Pesquisa

Estudo de 200 cientistas de seis países apresenta pontos fracos do coronavírus

Cientistas identificam mecanismos de sobrevivência do Sars-CoV-2 e de outros patógenos da mesma família e apontam possíveis tratamentos para derrotar o vírus. Análises com drogas prescritas para outras doenças apresentam resultados promissores

Paloma Oliveto
postado em 16/10/2020 06:00
 (crédito: Karoli Arvai/AFP)
(crédito: Karoli Arvai/AFP)

No maior estudo já realizado sobre os pontos fracos do Sars-CoV-2, um grupo de 200 cientistas em seis países descobriu mecanismos de sobrevivência desse e dos outros dois coronavírus potencialmente letais — Sars-CoV-1 e Mers-CoV — que podem ser alvo de tratamentos. O trabalho, desenvolvido em 14 instituições de pesquisa, foi publicado na revista Science e apresentado ontem, em uma coletiva de imprensa on-line. Segundo os autores, já existem medicamentos capazes de atacar essas vulnerabilidades.


Antes da covid-19, houve duas epidemias de coronavírus: da síndrome respiratória severa aguda (Sars), em 2002/2003, e da síndrome respiratória do Oriente Médio (Mers), em 2012. O estudo identificou mecanismos moleculares cruciais para a sobrevivência dos patógenos, que são iguais nos três, sugerindo que drogas cujo alvo sejam esses meios de ação dos vírus poderão combater outros micro-organismos da mesma família que surjam no futuro.


Para descobrir o calcanhar de Aquiles dos coronavírus, os pesquisadores se debruçaram sobre um banco de prontuários médicos contendo informações de 740 mil pacientes com Sars-CoV-2. Anteriormente, o mesmo grupo publicou dados preliminares nas revistas Nature e Cell. Agora, eles fizeram a análise completa do conjunto, usando abordagens bioquímicas, proteômicas, genéticas, estruturais, bioinformáticas, virológicas e de imagem. O objetivo foi identificar as proteínas-alvo e os processos celulares que permitem aos coronavírus interagirem com o hospedeiro e infectá-lo com sucesso.
Aproveitando o mapeamento de como as proteínas virais interagem com as da célula hospedeira que são alvo, chamadas interactome, a equipe comparou os dados do Sars-CoV-2 aos dos coronavírus anteriores, destacando vários processos celulares importantes que são compartilhados entre os três. Essas vias comuns e alvos proteicos representam alvos de alta prioridade para intervenções terapêuticas para essa e futuras pandemias.
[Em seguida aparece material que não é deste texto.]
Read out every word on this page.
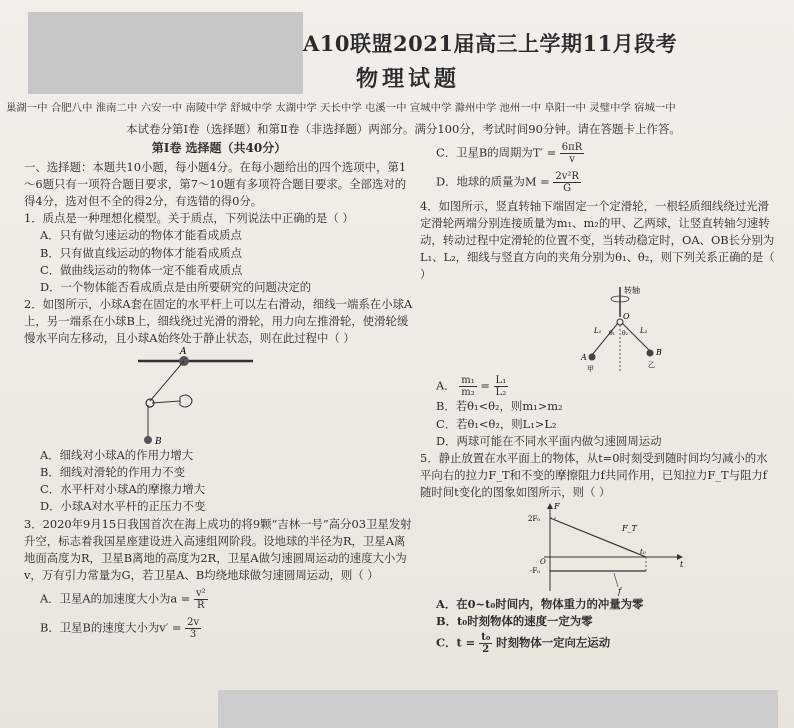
A10联盟2021届高三上学期11月段考
物理试题
巢湖一中 合肥八中 淮南二中 六安一中 南陵中学 舒城中学 太湖中学 天长中学 屯溪一中 宣城中学 滁州中学 池州一中 阜阳一中 灵璧中学 宿城一中
本试卷分第Ⅰ卷（选择题）和第Ⅱ卷（非选择题）两部分。满分100分，考试时间90分钟。请在答题卡上作答。
第Ⅰ卷 选择题（共40分）

一、选择题：本题共10小题，每小题4分。在每小题给出的四个选项中，第1～6题只有一项符合题目要求，第7～10题有多项符合题目要求。全部选对的得4分，选对但不全的得2分，有选错的得0分。

1．质点是一种理想化模型。关于质点，下列说法中正确的是（ ）

A．只有做匀速运动的物体才能看成质点

B．只有做直线运动的物体才能看成质点

C．做曲线运动的物体一定不能看成质点

D．一个物体能否看成质点是由所要研究的问题决定的

2．如图所示，小球A套在固定的水平杆上可以左右滑动，细线一端系在小球A上，另一端系在小球B上，细线绕过光滑的滑轮，用力向左推滑轮，使滑轮缓慢水平向左移动，且小球A始终处于静止状态，则在此过程中（ ）

A
B

A．细线对小球A的作用力增大

B．细线对滑轮的作用力不变

C．水平杆对小球A的摩擦力增大

D．小球A对水平杆的正压力不变

3．2020年9月15日我国首次在海上成功的将9颗“吉林一号”高分03卫星发射升空，标志着我国星座建设进入高速组网阶段。设地球的半径为R，卫星A离地面高度为R，卫星B离地的高度为2R，卫星A做匀速圆周运动的速度大小为v，万有引力常量为G，若卫星A、B均绕地球做匀速圆周运动，则（ ）

A．卫星A的加速度大小为$a = \frac{\text{v²}}{R}$

B．卫星B的速度大小为$v' = \frac{2v}{3}$

C．卫星B的周期为$T' = \frac{6\pi R}{v}$

D．地球的质量为$M = \frac{\text{2v²R}}{G}$

4．如图所示，竖直转轴下端固定一个定滑轮，一根轻质细线绕过光滑定滑轮两端分别连接质量为m₁、m₂的甲、乙两球，让竖直转轴匀速转动，转动过程中定滑轮的位置不变，当转动稳定时，OA、OB长分别为L₁、L₂，细线与竖直方向的夹角分别为θ₁、θ₂，则下列关系正确的是（ ）

转轴
O
L₁	L₂
θ₁ θ₂
A
B
甲	乙

A． $\frac{\text{m₁}}{\text{m₂}} = \frac{\text{L₁}}{\text{L₂}}$

B．若θ₁<θ₂，则m₁>m₂

C．若θ₁<θ₂，则L₁>L₂

D．两球可能在不同水平面内做匀速圆周运动

5．静止放置在水平面上的物体，从t=0时刻受到随时间均匀减小的水平向右的拉力F_T和不变的摩擦阻力f共同作用，已知拉力F_T与阻力f随时间t变化的图象如图所示，则（ ）

F
t
2F₀
-F₀
O
t₀
F_T
f

A．在0~t₀时间内，物体重力的冲量为零

B．t₀时刻物体的速度一定为零

C．$t = \frac{\text{t₀}}{2}$ 时刻物体一定向左运动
“Trabalhamos diligentemente desde os primeiros dias da identificação do Sars-CoV-2 nos questionando sobre a biologia e as atividades funcionais desses vírus, e procurando explorar os pontos fracos dele”, disse Veronica Rezelj, virologista do Instituto Pasteur, em Paris. “Em nosso estudo mais recente, aumentamos nossa base de conhecimento ao direcionar a pesquisa para dois coronavírus adicionais, elucidando mecanismos entre os vírus que permitem intervenções terapêuticas em potencial.”

20 genes

Christopher Basler, professor e diretor do Centro para Patogenia Microbiana do Instituto para Ciências Biomédicas, nos Estados Unidos, conta que os trabalhos anteriores do grupo identificaram mais de 300 proteínas de células hospedeiras que podem interagir com as do Sars-CoV-2. No estudo atual, o laboratório de Basler examinou cada uma delas quanto à capacidade de alterar o crescimento do vírus. “Os esforços identificaram pelo menos 20 genes do hospedeiro cujos produtos proteicos alteram significativamente a quantidade de vírus produzida pelas células infectadas”, diz. “Essas proteínas representam alvos potenciais para intervenção terapêutica. Por exemplo, se uma proteína celular é necessária para o crescimento eficiente do vírus, uma droga que inibe a proteína celular deve retardar a infecção”, exemplifica.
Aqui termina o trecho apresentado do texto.